After a week at Riley Hospital, Tincher was sent home where her mother continued the treatments. They involved cleaning her daughter's burns three times a day, a process that lasted about 45 minutes and resulted in excruciating pain.

"I had to quit my job, because I knew how to do it," Miller said. "We had to take her for checkups and, at one point they were talking about skin grafts for her hand. She had to do these exercises and they said that with me making her do these exercises, she wouldn't have the webbing in her hand."

"I could have had a frog hand," Tincher said. "Skin would form and I had to stretch it because you didn't want it to form where it was sometimes. It would rip all the time."

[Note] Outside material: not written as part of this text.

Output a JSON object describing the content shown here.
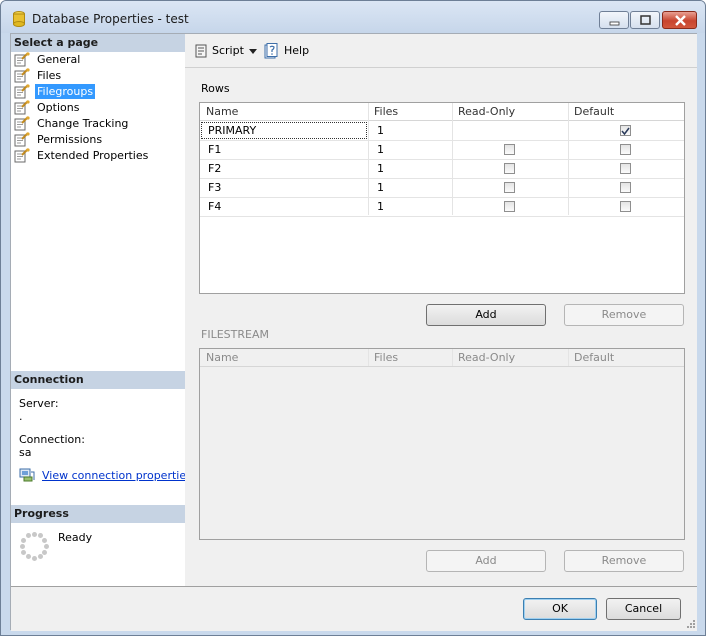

Remarkably, after three weeks of treatments at home, Madison returned to the doctor wearing her softball uniform. She was hoping to be cleared so she could play a game that day.

She was, and she did.

During her recovery, she was introduced to what has become a summer tradition for Madison.

"I was in my room in Riley and one of my nurses was a counselor at Hoosier Burn Camp," Tincher said. "It's really a bunch of firefighters and nurses who are the camp counselors."

Held annually at Camp Tecumseh in Brookston, Hoosier Burn Camp was founded in 1997, thanks to a collaboration between the Indiana State Fire Marshall and Riley Hospital for Children. Completely dependent upon donations, the camp combines the typical fun associated with summer camp with activities designed to help burn victims recover from their physical injuries as well as the psychological trauma that so often goes along with them.

"I was so excited, but it still didn't sound like nearly as much fun as what it really is," Tincher said. "There is swimming and a bunch of activities. I describe it as Disney. I love it so much and every year I couldn't wait to go.

"They do counseling without seeming like you're in counseling," she added. "They do it in such a fun way."

She has attended every year since her accident. The one year she couldn't stay for the whole week was 2017 when her Elwood Panthers were practicing for regionals, a trip that would ultimately end at the state finals. But that year, she did go on visitor's day and made it back in time for practice.

"The week is entirely free for me and all the kids there," she said. "At visitor's day, there's a motorcycle ride that happens to raise money for camp. They bring in fire trucks from all over Indiana and the kids get to ride. Then they have a big cookout for anyone who goes. Anybody can go."

Tincher plans to continue attending and values the types of personal relationships that developed through the people she met at the burn camp, including some who have driven from Ohio to watch her play.

But there is one person that she would like to thank and she does not even know who that is.

"I remember the ride (to Riley) in the ambulance," Tincher said. "I felt like I was on a roller coaster because we were going so fast. I don't know who the guy was in the back with me, I was so hot that I felt cold. He just kept telling me, 'You'll be all right.'

"I really wish I knew who he was. I don't even remember a face," she added.

A finalist for the 2019 Red Haven Award, Tincher was awarded both academic and athletic scholarships and will play softball at Huntington University while studying psychology and criminal justice. She graduated with a 4.378 GPA and has an eye on a career as a prosecuting attorney.